KEY POINTS:
Battle lines are being drawn over a possible Fonterra listing after an academic yesterday warned dairy farmers a full public float could cost them control of their livelihood.
Former Canterbury University accountancy senior lecturer Alan Robb also said farmers could be pressured into listing the co-op by consultants hoping to earn fat advisory fees.
But his words drew a quickfire response from Fonterra chairman Henry van der Heyden, who accused Robb of grandstanding.
"Alan Robb loves to get his name in the headlines and this is just another example of that," he said.
Robb's warning came at the Dairy Farmers of New Zealand conference in Auckland yesterday.
Only suppliers can hold shares in Fonterra, and its payout is generally at a standard level for all farmers.
Robb said benefits promised to members of demutualised businesses rarely happened.
"From studies of demutualisations it is very clear that the beneficiaries are invariably the consultants, closely followed by the managers."
Fonterra is conducting a capital structure review that may lead to a full or partial public listing of its shares.
Options are to be put to farmers this year.
Robb said members' commitment to co-operative principles and values was Fonterra's greatest strength and helped ensure a fair deal for suppliers.
"Co-operatives were formed in times of unbridled free markets to ensure that people and the environment did not take second place to the interests of financial capital.
"That safeguard is as important today as it was in Victorian times."
He said van der Heyden and Fonterra chief executive Andrew Ferrier had commented publicly on the importance of the co-operative, but one Fonterra executive had said recently there was no reason to believe any structure was "inherently superior" to another.
Robb also said it was "anomalous" for van der Heyden to espouse co-operative values but also sit on the board of the NZX "an organisation designed to advance the interests of financial capital".
He listed consultants promoting demutualisation as one of four key threats faced by the co-op.
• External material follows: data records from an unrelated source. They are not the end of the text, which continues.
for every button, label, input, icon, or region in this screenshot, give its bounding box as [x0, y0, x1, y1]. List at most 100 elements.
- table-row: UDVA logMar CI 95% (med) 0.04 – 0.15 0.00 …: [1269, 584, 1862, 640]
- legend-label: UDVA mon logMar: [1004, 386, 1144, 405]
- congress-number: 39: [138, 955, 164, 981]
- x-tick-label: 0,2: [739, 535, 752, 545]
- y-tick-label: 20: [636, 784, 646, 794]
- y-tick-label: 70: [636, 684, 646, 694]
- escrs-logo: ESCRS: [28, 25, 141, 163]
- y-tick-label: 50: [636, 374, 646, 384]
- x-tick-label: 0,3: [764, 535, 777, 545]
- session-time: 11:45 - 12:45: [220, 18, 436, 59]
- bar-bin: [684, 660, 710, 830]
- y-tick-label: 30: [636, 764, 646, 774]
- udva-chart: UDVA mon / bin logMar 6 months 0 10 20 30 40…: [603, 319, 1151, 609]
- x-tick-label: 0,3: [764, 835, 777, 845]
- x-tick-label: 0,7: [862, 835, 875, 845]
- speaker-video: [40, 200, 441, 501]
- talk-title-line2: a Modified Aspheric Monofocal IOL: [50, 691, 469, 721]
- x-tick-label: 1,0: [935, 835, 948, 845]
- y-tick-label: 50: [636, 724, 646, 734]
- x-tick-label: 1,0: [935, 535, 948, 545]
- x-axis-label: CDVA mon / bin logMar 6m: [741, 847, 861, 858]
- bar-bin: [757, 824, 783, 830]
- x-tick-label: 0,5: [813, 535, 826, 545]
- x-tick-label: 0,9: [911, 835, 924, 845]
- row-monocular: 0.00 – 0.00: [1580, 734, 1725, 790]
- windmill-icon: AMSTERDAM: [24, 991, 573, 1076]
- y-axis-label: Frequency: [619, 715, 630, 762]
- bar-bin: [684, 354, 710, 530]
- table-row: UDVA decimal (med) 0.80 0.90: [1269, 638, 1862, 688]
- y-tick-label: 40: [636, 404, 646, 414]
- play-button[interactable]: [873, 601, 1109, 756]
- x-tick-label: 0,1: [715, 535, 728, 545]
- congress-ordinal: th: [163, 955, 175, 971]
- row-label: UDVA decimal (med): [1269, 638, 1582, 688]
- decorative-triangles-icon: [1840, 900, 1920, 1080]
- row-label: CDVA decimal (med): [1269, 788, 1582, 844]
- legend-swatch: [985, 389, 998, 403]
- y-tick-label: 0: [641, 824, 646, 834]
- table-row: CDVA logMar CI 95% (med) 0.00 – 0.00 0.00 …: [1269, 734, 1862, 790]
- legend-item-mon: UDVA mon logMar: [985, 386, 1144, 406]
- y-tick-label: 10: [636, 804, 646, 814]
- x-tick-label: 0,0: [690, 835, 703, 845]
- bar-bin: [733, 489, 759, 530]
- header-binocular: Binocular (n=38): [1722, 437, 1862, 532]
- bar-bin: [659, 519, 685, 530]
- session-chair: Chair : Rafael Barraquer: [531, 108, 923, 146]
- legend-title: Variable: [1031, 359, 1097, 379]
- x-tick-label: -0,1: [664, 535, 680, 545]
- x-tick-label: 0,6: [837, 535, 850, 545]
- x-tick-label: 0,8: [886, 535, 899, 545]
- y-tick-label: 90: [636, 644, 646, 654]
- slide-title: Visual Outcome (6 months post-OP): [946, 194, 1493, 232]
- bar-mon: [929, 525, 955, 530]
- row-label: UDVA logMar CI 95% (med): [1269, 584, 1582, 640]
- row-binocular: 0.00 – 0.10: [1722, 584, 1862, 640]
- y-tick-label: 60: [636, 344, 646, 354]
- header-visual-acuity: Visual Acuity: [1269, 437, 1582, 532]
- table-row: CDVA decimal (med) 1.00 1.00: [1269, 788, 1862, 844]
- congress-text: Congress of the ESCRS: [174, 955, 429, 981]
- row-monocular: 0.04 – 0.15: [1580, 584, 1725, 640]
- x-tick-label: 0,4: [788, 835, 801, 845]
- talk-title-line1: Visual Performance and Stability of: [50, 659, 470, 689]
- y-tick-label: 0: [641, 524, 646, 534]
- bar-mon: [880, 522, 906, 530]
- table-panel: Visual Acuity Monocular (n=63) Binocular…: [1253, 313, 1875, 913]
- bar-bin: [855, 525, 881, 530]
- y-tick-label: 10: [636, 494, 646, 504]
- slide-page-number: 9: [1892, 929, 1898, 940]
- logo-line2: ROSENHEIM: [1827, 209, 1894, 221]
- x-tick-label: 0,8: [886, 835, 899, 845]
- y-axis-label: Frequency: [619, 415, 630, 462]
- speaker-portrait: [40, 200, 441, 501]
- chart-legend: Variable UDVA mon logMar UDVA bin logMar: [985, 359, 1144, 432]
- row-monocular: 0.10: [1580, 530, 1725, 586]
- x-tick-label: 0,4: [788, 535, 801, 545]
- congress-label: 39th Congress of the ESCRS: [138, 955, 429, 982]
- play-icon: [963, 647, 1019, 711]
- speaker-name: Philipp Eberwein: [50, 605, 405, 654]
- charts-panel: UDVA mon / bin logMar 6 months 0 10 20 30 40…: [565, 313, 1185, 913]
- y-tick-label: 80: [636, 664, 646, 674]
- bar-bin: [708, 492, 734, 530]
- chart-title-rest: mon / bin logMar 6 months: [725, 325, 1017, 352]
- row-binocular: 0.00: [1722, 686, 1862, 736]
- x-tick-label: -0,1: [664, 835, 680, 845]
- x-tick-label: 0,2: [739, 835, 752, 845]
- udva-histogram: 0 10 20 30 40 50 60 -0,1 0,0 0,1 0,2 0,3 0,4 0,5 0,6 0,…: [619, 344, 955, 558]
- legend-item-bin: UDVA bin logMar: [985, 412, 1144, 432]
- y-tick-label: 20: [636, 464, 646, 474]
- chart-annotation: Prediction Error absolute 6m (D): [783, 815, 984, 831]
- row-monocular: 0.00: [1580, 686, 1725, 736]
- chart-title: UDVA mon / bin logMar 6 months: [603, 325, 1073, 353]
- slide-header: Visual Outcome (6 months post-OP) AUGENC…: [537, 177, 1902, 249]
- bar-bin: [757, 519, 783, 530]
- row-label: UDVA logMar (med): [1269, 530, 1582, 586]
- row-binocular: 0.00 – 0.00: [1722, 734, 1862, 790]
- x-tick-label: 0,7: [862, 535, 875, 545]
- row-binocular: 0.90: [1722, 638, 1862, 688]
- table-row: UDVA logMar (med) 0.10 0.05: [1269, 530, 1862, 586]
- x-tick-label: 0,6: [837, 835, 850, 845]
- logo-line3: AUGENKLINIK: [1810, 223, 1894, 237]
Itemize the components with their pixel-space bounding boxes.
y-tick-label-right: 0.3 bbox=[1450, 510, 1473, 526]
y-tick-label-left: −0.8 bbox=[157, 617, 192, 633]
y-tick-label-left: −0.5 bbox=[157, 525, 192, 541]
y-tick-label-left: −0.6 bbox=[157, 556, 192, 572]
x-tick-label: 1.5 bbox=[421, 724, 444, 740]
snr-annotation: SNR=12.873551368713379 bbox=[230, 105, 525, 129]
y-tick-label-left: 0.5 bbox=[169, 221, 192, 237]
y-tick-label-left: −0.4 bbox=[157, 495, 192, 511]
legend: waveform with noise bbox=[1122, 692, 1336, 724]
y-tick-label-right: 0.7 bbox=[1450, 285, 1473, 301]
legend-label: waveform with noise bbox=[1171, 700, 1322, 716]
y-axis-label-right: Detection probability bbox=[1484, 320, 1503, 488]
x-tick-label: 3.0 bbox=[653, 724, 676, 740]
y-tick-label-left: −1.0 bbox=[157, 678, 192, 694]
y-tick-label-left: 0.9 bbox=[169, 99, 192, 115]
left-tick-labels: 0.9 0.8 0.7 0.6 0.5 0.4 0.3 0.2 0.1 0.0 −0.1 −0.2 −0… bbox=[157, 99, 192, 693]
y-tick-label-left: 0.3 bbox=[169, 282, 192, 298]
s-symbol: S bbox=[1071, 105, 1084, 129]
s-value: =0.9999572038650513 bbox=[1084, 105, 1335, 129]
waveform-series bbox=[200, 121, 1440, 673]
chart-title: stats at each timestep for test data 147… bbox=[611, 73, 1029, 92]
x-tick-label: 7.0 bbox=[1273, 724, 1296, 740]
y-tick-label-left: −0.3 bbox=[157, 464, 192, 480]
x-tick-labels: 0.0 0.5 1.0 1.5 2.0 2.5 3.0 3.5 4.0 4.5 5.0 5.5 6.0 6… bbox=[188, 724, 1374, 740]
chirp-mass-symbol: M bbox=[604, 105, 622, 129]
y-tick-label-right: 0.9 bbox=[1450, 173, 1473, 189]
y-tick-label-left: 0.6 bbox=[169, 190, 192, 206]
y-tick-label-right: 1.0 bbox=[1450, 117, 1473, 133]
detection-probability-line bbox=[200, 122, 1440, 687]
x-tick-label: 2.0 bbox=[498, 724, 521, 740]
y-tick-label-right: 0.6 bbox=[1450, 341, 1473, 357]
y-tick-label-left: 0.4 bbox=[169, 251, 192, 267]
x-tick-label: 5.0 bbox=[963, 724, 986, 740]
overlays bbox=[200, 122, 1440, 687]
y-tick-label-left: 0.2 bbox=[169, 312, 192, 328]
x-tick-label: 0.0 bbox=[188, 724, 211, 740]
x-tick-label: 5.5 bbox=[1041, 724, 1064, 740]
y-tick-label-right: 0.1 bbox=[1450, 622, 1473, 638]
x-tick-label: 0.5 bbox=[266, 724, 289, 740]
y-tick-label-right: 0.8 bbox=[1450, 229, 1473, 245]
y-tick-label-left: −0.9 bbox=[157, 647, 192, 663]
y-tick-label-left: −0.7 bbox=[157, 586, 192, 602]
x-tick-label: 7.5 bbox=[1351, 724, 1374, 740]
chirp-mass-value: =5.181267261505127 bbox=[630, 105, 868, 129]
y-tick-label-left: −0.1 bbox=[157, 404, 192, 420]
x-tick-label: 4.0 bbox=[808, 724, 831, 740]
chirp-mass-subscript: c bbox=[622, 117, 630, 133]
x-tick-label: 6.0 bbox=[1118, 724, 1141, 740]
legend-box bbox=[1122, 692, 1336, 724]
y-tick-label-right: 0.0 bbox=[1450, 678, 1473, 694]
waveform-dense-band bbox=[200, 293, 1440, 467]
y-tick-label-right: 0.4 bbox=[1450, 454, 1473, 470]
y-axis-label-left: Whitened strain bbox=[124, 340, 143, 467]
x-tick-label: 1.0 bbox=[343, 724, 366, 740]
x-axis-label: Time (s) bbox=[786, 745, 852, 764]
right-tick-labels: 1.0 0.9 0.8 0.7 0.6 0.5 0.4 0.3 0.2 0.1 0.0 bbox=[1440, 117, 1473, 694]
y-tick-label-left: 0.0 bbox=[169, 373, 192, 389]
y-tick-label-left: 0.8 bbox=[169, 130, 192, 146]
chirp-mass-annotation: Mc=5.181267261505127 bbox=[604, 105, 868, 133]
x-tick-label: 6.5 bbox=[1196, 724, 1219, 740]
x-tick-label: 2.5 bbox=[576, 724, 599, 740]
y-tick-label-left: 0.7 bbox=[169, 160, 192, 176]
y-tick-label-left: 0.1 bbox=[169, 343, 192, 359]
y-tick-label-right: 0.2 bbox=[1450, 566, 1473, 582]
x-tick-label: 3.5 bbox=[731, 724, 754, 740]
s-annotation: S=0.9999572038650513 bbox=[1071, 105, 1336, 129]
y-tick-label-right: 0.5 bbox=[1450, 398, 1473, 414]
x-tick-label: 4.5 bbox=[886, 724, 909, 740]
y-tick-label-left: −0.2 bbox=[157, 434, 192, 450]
Claims that co-ops and other mutual organisations would be starved of capital for expansion were often made by those "selling" demutualisation.
"The evidence is that most co-operatives which have demutualised have not sought capital afterwards.
"Frequently they have been taken over and asset-stripped by predators."
Robb said a "hybrid" share structure - in which some shares were owned co-operatively by farmers, and others were publicly available - would create tensions.
"Some members will expect a maximisation of profits, others a maximum return for suppliers."
But Robb believed there would be "real pressure" for full demutualisation.
"This pressure will come from professional advisers who see high fees to be earned or who are ideologically committed to 'market efficiency' dogma. It will come from directors who do not understand co-operative principles and values."
Van der Heyden said yesterday his only role at the NZX was as a governor of the stock exchange's business.
Robb's warnings were premature, as no firm proposals for change had been put to farmers, and van der Heyden believed farmer control of the co-op would remain non-negotiable.
But Waikato Federated Farmers president Peter Buckley said farmers were concerned about the issue.
Many he had spoken to were against opening up share ownership to outsiders as they did not want to lose control.
"They would sooner be able to keep it themselves," he said.
Several delegates to the dairy farmer conference said privately before Robb's speech that they were also concerned at the possibility of consultants with vested financial interests encouraging a listing.
Buckley said a few farmers had raised the idea of being able to sell shares in the value-added part of the business to fellow co-op members.
The value-added part of the business covers returns from activities such as consumer products and farmers have been dissatisfied with the level of these returns.